Chinese medicine doesn’t target individual organs or organ systems like western medicine does. Instead, it treats the body as one interconnected system, where each organ depends on each other to maintain optimal whole-body health. Promising research into Chinese medicine practices, including acupuncture services, often concerns systemic conditions, like chronic pain, fatigue, or unbalanced organ function. This makes Chinese medicine an excellent source of support therapies, even if it isn’t as effective as western medicine at spotting the development of acute conditions.
Western Medicine Resolves Symptoms, Chinese Medicine Prioritizes Disease Prevention
Western and Chinese medicine both aim to improve patient wellness, but they approach this goal from different angles. Here’s what that means from a practice standpoint:
Western medicine responds to the emergence of disease symptoms and features, along with their effects on quality of life. Western doctors gather medical information from their patients, perform tests, and consult studies and other relevant data before rendering a diagnosis. In general, this diagnosis is meant to establish a method of care.
Chinese medicine takes less interest in responding to acute problems and more interest in preventing them in the first place. Disease prevention is the goal, and in order to do that, Chinese medicine focuses on maintaining the body’s balance. According to its principles, if one of the body’s systems is unwell, it will eventually cause changes in other systems that lead to illness. Chinese medicine seeks to maintain optimal function among all of the body’s systems, which reduces the risk of disease.
Western and Chinese Medicine use Different Treatments, but Their Goal is the Same
Western and Chinese medicine approach medicine from different perspectives, so it only makes sense that they use different treatment tools. These also complement each other, and there’s room for both for many patients, especially those suffering from chronic conditions. Here’s how each discipline approaches treatment:
Western medicine has revolutionized healthcare with its use of single-molecule drugs. These medications target specific parts of the body and are intended to counter disease symptoms or resolve underlying conditions. The medications produced by western medicine undergo extensive safety analyses and research, the results of which are published in peer-reviewed journals. However, even though these medications go through extensive study and safety trials, side effects can be a problem for some people.

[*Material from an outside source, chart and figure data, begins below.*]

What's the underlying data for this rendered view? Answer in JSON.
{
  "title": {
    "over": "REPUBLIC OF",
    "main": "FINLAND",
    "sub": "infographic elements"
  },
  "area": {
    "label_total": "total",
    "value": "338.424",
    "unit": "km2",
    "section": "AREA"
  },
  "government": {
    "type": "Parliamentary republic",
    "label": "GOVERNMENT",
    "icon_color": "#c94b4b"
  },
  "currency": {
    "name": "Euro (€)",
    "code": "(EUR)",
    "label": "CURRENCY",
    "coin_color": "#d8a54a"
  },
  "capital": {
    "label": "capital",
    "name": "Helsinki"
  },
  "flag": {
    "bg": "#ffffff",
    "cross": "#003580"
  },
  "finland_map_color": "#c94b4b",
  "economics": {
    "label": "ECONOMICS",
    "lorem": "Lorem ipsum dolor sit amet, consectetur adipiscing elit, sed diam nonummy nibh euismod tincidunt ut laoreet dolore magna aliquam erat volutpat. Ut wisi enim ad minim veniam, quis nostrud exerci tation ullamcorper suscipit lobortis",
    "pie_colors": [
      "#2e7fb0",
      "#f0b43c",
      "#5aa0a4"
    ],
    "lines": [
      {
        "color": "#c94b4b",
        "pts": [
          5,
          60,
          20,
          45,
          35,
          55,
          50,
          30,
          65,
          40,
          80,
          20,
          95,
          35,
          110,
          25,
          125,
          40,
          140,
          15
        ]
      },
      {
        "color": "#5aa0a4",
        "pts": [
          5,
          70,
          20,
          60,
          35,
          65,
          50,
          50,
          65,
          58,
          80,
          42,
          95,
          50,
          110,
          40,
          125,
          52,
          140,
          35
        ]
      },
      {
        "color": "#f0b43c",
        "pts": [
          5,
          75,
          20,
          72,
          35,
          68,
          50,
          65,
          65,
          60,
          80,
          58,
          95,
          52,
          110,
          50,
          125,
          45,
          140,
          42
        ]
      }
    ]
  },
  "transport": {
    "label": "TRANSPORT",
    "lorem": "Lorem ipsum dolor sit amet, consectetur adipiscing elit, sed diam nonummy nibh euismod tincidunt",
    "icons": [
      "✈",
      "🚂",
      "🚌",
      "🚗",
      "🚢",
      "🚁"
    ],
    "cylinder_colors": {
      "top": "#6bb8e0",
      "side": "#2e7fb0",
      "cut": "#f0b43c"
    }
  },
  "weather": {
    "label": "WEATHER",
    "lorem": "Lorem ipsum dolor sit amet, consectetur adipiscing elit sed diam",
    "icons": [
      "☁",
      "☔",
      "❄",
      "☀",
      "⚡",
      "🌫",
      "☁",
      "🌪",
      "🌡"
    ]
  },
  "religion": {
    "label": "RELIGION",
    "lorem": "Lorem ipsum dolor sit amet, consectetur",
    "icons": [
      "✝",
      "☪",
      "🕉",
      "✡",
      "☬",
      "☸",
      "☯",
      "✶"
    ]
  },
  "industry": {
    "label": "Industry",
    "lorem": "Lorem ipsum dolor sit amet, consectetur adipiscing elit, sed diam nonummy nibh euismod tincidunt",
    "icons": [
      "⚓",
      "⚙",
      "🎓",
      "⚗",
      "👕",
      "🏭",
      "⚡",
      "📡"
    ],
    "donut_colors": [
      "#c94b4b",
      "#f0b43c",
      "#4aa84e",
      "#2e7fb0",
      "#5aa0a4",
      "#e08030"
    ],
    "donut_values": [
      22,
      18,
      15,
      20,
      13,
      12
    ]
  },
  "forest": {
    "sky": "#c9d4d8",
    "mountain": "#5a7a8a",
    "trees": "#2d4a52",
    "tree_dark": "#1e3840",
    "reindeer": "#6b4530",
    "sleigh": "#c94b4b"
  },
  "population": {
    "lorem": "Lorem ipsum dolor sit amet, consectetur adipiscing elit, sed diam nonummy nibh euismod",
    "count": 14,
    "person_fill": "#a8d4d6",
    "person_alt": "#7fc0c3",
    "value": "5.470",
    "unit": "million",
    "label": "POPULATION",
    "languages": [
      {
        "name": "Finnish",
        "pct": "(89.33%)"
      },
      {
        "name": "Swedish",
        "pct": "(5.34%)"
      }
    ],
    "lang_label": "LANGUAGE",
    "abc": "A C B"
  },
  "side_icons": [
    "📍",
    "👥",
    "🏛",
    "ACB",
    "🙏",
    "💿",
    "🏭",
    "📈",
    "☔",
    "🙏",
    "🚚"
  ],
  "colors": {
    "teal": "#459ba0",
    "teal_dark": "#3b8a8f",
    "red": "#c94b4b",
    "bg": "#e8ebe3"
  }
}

Chinese medicine relies on treatments that address whole-body health and respect the interconnected nature of the body’s systems. While western medicine relies on refined, single-molecule medications, Chinese medicine practitioners prefer the use of herbs, moxibustion, acupuncture and hot cupping – among other procedures. Many of these therapies can be incorporated into a larger health regimen without risk.
Western and Chinese Medicine are Now Combined for Better Treatment Efficacy
Preserving health and wellness is a challenge. Western and Chinese medicine have approached this challenge from different angles. However, while their perspectives and philosophies may be different, they both provide answers for better health.
A surge in research concerning Chinese medicine has shown that many of its treatments are effective. This is especially true when Chinese medicine is used to support patients dealing with long-term health problems. Acupuncture, for example, is associated with better outcomes for patients suffering from chronic pain, osteoarthritis, cardiovascular conditions, anxiety, and many other systemic issues. Acupuncture is also safe, so it can be explored as a potential option for relief even in patients receiving standard, western-based care.
And this is how many doctors are approaching the blend of western and Chinese medicine in their practices. By combining the precision analysis and treatment delivery of western medicine, and the whole-body approach of Chinese medicine, every avenue can be taken in maximizing patient outcomes.